El álbum rompe siete años de silencio del artista de Sabadell

Los niños

Así, miedo y niños articulan el nuevo disco de Pla: “¿Los niños? Me encantan, me gusta su universo y yo me siento bastante niño. El año pasado, hice con el payaso Tortell Poltrona más de 50 conciertos para niños, pero nadie se fijó, y eso que a todo el mundo se le llena la boca con los niños.
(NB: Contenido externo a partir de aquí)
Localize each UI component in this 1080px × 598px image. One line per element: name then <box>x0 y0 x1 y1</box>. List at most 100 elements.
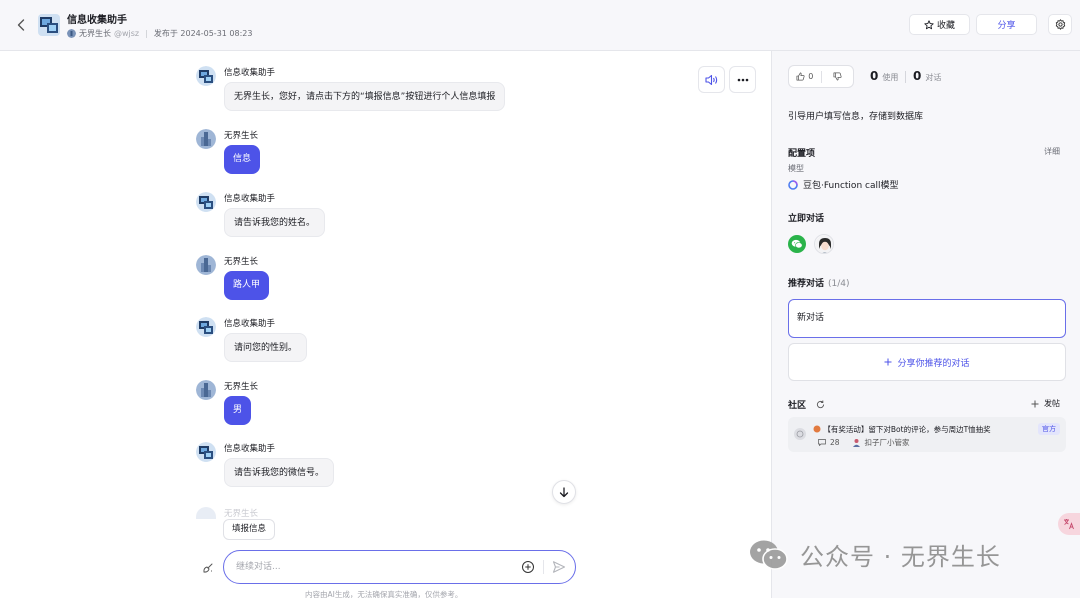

Para mí son solo personas, un público normal”, afirma mientras deposita la mirada en la pared y se frota con las manos las perneras del pantalón. “Al fin y al cabo”, prosigue, “todo es una fantasía: los miedos, la historia, los países, la educación, tu reloj, los anillos, fantasías que pensamos son reales”. ¿Por eso le cuesta explicarse en entrevistas? “Claro, todo es un ritual, las entrevistas y salir al escenario”. El adulto con aspecto de niño incómodo bajo la mirada del profesor se relaja, se acaba la enésima entrevista. Igual todo es verdad, igual todo es mentira. ¿Qué sería de este mundo si solo reinase la certidumbre? Lástima no habérselo preguntado a Albert Pla.